Essas entranhas onipresentes são responsáveis por um método de transportar oxigênio rico em hemolinfa, o equivalente ao sangue em artrópodes e aranhas-do-mar, que é completamente novo à ciência. O time de pesquisa, formado por cientistas de Montana, Havaí e Austrália, determinou que as aranhas-do-mar usam uma forte contração em suas entranhas para mover a hemolinfa (que existe abertamente, e não em vasos sanguíneos) para frente e para trás por meio de seu esguio corpo. O coração da aranha-do-mar bate fracamente e só consegue fazer o sangue fluir em seu pequeno corpo central, então a bomba das entranhas faz o trabalho pesado.

Essa bomba complementa o sistema respiratório da aranha-do-mar, que, sem muita surpresa, também é incrivelmente incomum, e ajuda a resolver algumas perguntas sem respostas sobre como esses animais conseguem existir.
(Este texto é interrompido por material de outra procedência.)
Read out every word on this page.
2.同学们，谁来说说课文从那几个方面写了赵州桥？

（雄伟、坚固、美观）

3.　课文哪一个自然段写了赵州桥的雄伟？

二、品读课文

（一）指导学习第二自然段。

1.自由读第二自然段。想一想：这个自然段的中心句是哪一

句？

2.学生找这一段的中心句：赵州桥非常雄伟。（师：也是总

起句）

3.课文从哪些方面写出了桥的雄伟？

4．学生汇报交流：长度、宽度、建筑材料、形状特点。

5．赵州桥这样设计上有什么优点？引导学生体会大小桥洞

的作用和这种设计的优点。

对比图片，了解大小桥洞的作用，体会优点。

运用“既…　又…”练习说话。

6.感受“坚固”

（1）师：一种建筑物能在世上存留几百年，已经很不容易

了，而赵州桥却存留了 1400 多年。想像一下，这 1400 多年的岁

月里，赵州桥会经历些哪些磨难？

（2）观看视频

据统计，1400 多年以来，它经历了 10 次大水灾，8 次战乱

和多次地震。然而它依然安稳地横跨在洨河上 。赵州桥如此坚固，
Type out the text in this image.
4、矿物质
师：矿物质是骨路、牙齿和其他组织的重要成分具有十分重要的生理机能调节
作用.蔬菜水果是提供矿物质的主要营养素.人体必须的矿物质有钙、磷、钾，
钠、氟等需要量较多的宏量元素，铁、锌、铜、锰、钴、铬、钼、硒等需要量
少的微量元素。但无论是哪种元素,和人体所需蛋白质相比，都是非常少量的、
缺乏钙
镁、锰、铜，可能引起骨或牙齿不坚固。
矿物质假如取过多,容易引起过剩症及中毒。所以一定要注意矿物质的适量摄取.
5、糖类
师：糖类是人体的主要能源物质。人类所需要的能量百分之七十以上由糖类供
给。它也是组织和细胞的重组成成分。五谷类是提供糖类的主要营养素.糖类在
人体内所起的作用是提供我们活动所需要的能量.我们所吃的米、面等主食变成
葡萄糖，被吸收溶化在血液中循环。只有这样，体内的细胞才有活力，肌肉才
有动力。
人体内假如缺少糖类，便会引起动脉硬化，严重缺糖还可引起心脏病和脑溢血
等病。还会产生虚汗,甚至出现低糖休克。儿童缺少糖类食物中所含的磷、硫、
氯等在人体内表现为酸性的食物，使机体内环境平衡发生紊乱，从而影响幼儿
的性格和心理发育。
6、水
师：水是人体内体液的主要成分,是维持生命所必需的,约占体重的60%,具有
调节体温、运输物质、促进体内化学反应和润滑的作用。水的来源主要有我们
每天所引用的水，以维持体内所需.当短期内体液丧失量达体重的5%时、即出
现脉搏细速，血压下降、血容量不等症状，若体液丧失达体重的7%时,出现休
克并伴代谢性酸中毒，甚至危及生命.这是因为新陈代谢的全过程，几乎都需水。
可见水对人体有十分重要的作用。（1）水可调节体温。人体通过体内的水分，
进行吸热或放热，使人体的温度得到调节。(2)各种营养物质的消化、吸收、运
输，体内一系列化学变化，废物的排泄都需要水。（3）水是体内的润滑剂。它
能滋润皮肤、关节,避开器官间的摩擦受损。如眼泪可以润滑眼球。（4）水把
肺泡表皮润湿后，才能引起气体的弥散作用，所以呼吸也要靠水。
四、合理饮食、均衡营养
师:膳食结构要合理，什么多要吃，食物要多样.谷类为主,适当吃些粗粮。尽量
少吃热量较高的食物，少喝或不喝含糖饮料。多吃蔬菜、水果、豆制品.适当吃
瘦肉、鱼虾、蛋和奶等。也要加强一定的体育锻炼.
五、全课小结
As aranhas-do-mar não têm brânquias, em vez disso elas capturam o oxigênio passivamente da água ao redor através da difusão feita por seus exoesqueletos porosos. A maioria das mais de mil espécies de aranha-do-mar é pequenina, muitas vezes menor que a sua unha do mindinho. Mas algumas espécies nas gélidas águas da Antártida podem ficar tão grandes quanto pratos de jantar. Todo esse volume corporal extra apresenta problemas para o processo de difusão, o que inspirou Woods e seus colegas a explorarem a anatomia desses gigantes para saber como conseguem obter oxigênio suficiente. Após uma recente expedição à estação de pesquisa McMurdo, na Antártida, para estudar esse caso de “gigantismo polar”, o time de pesquisa obteve uma noção de como as aranhas-do-mar conseguem se virar.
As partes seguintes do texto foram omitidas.